The specific aims of this project will be to test the use of BET inhibitors in a pre-clinical model of ILBC, as well as the combination with anti-BCL2 drugs, using BET sensitive and resistant ILBC cell lines. The student will receive training in cell culture, in vitro growth assays, apoptosis assays, RNAi technology, Western blotting, qRT-PCR, and determination of drug synergy using Compusyn software.

The Molecular Oncology Laboratory at the Dept. of Molecular & Cellular Therapeutics (https://www.researchgate.net/profile/Darran_Oconnor), is a young, vibrant and well-funded research group focused on the identification and mechanistic anchoring of novel cancer biomarkers and therapeutic targets.

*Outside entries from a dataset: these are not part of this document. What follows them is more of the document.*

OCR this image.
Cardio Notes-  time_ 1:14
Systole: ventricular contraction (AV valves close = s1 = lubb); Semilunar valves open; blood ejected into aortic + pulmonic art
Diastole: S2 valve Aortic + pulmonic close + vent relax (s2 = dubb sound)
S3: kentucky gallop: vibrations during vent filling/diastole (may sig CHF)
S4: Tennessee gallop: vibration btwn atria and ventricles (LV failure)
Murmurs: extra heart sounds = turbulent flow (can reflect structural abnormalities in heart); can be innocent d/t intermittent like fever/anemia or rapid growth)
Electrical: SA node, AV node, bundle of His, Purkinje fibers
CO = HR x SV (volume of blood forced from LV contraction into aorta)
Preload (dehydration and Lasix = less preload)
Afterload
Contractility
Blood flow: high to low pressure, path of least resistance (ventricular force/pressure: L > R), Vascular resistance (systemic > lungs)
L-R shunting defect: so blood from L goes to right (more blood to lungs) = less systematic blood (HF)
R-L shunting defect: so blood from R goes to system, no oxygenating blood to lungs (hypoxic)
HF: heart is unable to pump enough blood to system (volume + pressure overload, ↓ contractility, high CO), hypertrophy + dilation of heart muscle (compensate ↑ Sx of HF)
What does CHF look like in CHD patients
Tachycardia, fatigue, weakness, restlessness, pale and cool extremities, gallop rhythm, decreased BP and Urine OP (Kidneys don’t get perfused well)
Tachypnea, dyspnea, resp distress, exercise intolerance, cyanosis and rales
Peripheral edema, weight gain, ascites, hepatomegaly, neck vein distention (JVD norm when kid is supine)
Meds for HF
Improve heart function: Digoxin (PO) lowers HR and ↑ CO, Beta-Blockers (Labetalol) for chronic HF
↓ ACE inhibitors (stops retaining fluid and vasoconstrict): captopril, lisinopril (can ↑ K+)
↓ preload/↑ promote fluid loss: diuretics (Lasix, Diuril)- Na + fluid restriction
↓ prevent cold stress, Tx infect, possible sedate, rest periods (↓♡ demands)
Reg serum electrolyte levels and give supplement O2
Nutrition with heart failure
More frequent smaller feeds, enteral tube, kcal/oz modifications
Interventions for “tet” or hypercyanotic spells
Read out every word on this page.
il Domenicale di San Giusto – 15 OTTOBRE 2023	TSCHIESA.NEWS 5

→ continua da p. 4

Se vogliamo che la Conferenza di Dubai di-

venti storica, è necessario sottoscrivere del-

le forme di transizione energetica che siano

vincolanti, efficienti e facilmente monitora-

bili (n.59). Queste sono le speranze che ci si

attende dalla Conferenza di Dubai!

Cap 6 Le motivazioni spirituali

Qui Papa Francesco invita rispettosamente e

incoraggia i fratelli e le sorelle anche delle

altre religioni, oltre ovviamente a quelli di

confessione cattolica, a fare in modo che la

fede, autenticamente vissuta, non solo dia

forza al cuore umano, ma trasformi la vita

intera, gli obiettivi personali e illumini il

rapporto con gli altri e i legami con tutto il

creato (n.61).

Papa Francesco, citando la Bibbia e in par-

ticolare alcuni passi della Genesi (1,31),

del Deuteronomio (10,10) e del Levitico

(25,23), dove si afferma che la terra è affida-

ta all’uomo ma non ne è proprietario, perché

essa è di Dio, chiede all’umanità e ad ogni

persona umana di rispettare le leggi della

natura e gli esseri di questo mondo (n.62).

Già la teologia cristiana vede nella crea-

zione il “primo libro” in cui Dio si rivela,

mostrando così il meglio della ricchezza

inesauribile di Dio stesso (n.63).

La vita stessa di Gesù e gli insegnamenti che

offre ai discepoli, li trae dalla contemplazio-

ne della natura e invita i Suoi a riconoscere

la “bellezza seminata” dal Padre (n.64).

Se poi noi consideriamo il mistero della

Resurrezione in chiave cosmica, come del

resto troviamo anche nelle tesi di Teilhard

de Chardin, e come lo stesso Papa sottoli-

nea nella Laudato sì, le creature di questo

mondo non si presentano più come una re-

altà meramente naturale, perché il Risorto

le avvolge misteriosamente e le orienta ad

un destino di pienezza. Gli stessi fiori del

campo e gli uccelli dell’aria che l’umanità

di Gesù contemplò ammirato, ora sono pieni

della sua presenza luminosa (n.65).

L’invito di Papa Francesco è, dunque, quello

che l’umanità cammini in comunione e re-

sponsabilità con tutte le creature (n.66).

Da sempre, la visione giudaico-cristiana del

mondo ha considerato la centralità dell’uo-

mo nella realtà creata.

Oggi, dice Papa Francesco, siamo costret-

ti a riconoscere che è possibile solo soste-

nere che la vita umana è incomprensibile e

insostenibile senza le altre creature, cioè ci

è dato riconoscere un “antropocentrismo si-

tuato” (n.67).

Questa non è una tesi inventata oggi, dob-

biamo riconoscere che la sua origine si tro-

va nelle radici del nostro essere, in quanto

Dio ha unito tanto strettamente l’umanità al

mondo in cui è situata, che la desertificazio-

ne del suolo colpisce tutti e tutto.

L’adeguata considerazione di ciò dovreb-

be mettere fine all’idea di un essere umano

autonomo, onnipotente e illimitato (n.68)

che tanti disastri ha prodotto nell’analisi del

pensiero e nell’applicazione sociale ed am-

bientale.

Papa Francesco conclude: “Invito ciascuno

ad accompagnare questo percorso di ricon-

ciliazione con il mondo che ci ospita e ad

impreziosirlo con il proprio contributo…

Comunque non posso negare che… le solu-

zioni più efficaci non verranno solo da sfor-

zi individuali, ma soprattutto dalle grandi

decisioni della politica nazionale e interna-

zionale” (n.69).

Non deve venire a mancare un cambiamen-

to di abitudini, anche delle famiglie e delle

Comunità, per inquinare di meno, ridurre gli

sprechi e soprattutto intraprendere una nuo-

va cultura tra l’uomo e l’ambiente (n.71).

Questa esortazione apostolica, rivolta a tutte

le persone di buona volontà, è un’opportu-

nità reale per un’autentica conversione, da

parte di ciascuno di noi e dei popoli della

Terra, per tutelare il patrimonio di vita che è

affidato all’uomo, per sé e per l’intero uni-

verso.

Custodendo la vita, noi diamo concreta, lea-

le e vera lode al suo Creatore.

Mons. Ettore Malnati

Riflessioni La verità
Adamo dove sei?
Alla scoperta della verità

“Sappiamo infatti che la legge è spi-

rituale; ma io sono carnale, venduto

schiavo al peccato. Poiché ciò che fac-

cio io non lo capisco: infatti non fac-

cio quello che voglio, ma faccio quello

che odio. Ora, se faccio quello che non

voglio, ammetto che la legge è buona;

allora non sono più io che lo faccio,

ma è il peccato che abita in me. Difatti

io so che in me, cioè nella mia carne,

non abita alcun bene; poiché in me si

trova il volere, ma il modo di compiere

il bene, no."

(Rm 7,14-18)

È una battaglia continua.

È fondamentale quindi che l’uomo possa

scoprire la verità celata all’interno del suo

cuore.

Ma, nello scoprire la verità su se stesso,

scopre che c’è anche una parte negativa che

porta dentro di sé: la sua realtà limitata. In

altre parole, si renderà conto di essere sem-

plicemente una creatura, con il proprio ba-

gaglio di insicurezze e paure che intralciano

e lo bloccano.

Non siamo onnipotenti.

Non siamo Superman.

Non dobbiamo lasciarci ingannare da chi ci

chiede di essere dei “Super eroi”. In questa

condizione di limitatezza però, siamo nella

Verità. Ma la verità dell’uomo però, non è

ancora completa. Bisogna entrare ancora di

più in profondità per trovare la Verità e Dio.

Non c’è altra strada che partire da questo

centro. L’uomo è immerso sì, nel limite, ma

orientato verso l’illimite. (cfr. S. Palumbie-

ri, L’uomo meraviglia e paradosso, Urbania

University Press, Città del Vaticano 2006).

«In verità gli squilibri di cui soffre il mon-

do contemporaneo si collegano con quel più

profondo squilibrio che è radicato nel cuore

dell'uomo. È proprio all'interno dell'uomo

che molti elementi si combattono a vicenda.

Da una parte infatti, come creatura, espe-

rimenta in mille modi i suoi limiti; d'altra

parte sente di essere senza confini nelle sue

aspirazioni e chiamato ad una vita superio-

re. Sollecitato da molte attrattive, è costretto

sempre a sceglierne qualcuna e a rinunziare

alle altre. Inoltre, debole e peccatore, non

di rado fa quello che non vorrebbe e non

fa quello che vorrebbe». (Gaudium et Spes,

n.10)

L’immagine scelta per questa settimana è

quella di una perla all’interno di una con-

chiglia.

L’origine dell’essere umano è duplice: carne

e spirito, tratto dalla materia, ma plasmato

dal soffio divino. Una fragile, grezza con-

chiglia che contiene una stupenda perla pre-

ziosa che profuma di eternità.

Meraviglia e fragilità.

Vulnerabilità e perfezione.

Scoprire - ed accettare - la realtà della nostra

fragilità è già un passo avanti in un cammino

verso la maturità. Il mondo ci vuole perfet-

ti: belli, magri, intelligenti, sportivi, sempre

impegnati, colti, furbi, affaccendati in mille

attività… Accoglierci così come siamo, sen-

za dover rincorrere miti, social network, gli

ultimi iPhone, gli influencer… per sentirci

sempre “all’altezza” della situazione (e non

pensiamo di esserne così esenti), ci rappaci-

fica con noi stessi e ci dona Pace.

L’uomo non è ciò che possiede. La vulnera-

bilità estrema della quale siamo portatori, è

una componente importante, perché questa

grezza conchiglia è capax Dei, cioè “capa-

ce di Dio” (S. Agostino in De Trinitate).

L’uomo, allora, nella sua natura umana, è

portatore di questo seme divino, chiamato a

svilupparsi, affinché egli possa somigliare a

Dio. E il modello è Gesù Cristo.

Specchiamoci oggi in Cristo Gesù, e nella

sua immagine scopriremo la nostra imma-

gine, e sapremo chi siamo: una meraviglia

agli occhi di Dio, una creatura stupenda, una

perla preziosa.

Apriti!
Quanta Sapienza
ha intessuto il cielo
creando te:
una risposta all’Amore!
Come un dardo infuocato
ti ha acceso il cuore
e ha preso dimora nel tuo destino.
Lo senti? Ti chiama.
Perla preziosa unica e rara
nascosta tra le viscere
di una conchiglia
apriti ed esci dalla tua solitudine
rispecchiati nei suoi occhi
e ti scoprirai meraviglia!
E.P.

Project 12 Development of a drug delivery system containing Allopurinol for loco-regional delivery to the heart post myocardial infarction

Supervisor: Dr Aamir Hameed, Dept. of Anatomy.

Project summary:

Heart failure is defined as inability of the heart to supply adequate blood to the body. It can occur due to the injury to the heart muscle. The most common cause is blockage of the blood vessels in the heart, commonly referred to as a ‘heart attack’. As the demographics suggest, with increasing ageing population, prevalence of heart failure is also increasing. Depending upon the severity of the disease, the ability of the affected heart muscle to beat and pump blood around the body can be reduced. Therefore the heart has to do extra work to try and pump the blood to the whole body. This can cause the heart to become enlarged. One of the causes of this process is thought to be the inflammatory process following a heart attack. Current medical care and surgical/device based therapies help in relieving the symptoms but they do not address the underlying cause. There is a need to reduce the inflammation to reduce the development of heart failure. In this research project, we will develop a loco-regional drug delivery platform to deliver the medicines that can effectively reduce the inflammatory process, thus reducing the damage to the heart and lowering the likelihood of developing heart failure.